When a person suffers from illness or presents a series of symptoms, it can be due to an imbalance of a particular Zang Fu/organ within the body. The treatment can be done on the respective meridian or another location away from the affected area. For example, in the case of trigeminal neuralgia, treatments can be made on the Shao Yang Gall Bladder Meridian, where the acupoints are located on the facial region, or acupoints in Shaoyang San Jiao Meridian, accompanied by the acupoints on Shao Yin Kidney Meridian such as Taixi (K3). The kidney, as a Zang Fu, controls the nerves in the entire body.

What are the ECIWO biology and the bio-holographic law of nature?

ECIWO, or Embryo Containing Information of the Whole Organism, is a biological theory which can be applied to all living organisms. For example, each seed consists of the information equivalent to an embryo along with the “Life Force” of the plant. The quantity of seeds would reflect the life force of the fruit. In practice, between a kiwi and an orange, the kiwi will have more life force as it contains more seeds than the orange. By consuming the fruit, a person introduces more life force into his body and will absorb the benefits of the fruit. Similarly, this theory can be applied to the human body for diagnostic and treatment purposes, for example, to the Acupoints located on the Long Bones System or Metacarpal Bones System. There are many ways to determine the life force of a human body, such as a person’s voice. In ancient China, before modern technology was available, a gentleman’s family would appoint a matchmaker to observe the number of siblings an ideal future daughter-in-law had, to determine the life force and fertility of the lady. Between a leaf with many edges and a leaf that is rounded nicely, the many edges are the many life forces it contains. Bio-holographic law explains the complete biological records found in any natural or- ganism of size and shape. The theory can be observed in the case of a human body, the tongue and the palm, ear, etc. It can be applied to relations between Zang Fu (main organs).
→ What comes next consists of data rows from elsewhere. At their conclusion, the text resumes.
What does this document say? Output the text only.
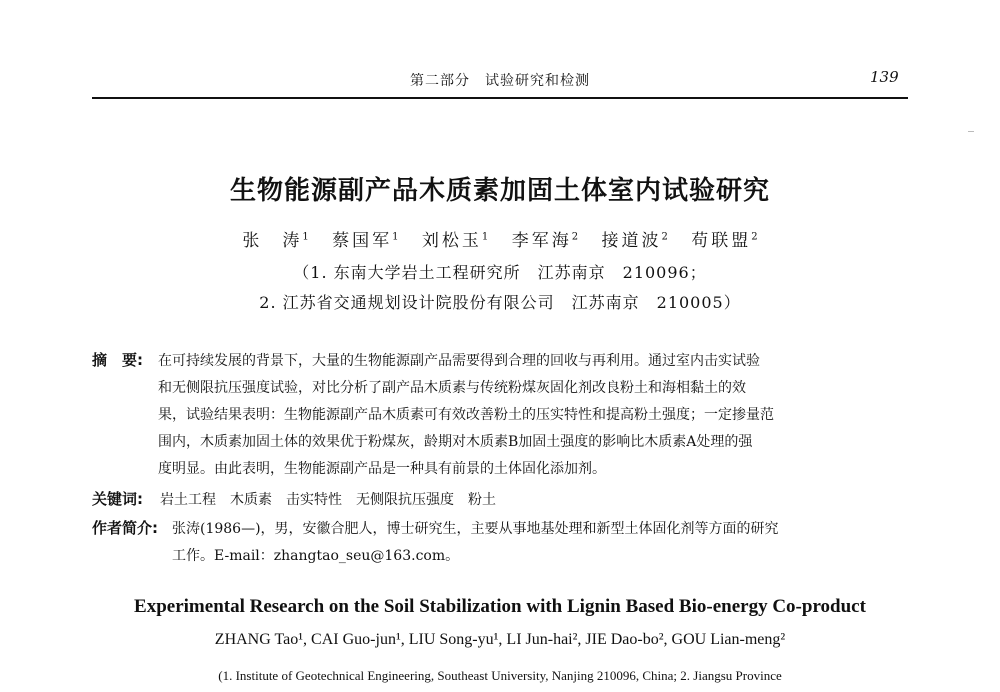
第二部分　试验研究和检测	139
生物能源副产品木质素加固土体室内试验研究
张　涛$^1$ 蔡国军$^1$ 刘松玉$^1$ 李军海$^2$ 接道波$^2$ 苟联盟$^2$
（1. 东南大学岩土工程研究所　江苏南京　210096；
2. 江苏省交通规划设计院股份有限公司　江苏南京　210005）
摘　要: 在可持续发展的背景下，大量的生物能源副产品需要得到合理的回收与再利用。通过室内击实试验
和无侧限抗压强度试验，对比分析了副产品木质素与传统粉煤灰固化剂改良粉土和海相黏土的效
果，试验结果表明：生物能源副产品木质素可有效改善粉土的压实特性和提高粉土强度；一定掺量范
围内，木质素加固土体的效果优于粉煤灰，龄期对木质素B加固土强度的影响比木质素A处理的强
度明显。由此表明，生物能源副产品是一种具有前景的土体固化添加剂。
关键词: 岩土工程　木质素　击实特性　无侧限抗压强度　粉土
作者简介: 张涛(1986—)，男，安徽合肥人，博士研究生，主要从事地基处理和新型土体固化剂等方面的研究
工作。E-mail：zhangtao_seu@163.com。
Experimental Research on the Soil Stabilization with Lignin Based Bio-energy Co-product
ZHANG Tao¹, CAI Guo-jun¹, LIU Song-yu¹, LI Jun-hai², JIE Dao-bo², GOU Lian-meng²
(1. Institute of Geotechnical Engineering, Southeast University, Nanjing 210096, China; 2. Jiangsu Province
For example, a TCM physician can obtain a pulse diagnosis by palpation of the wrist and radial of the lower arm, also known as Cun Kou. It is divided into three regions, each reflecting the upper body, such as lung, heart, or blood circulation system; middle part of the body trunk such as liver, gall bladder, stomach, spleen or digestive system; and lower body, such as kidney, urinary bladder, large intestine, or reproductive system. Tongue diagnosis is another method where the different regions on the tongue reflect the different Zang Fu conditions the region is under. Very often, the above methods of diagnosis are practiced to determine the condition of a human body.

What is the difference between «classical acupuncture» and ECIWO acupuncture»?

In classical acupuncture, the main meridians from Traditional Chinese Medicine theory are used for health and treatment purposes. In the practice of ECIWO Biology in acupuncture treatments, treatment includes the use of points outside the main meridians, such acupoints from the Long Bone System or Metacarpal Bone System. This often provides greater accuracy in diagnosis and treatment of ailments when used in combination with classical acupuncture techniques.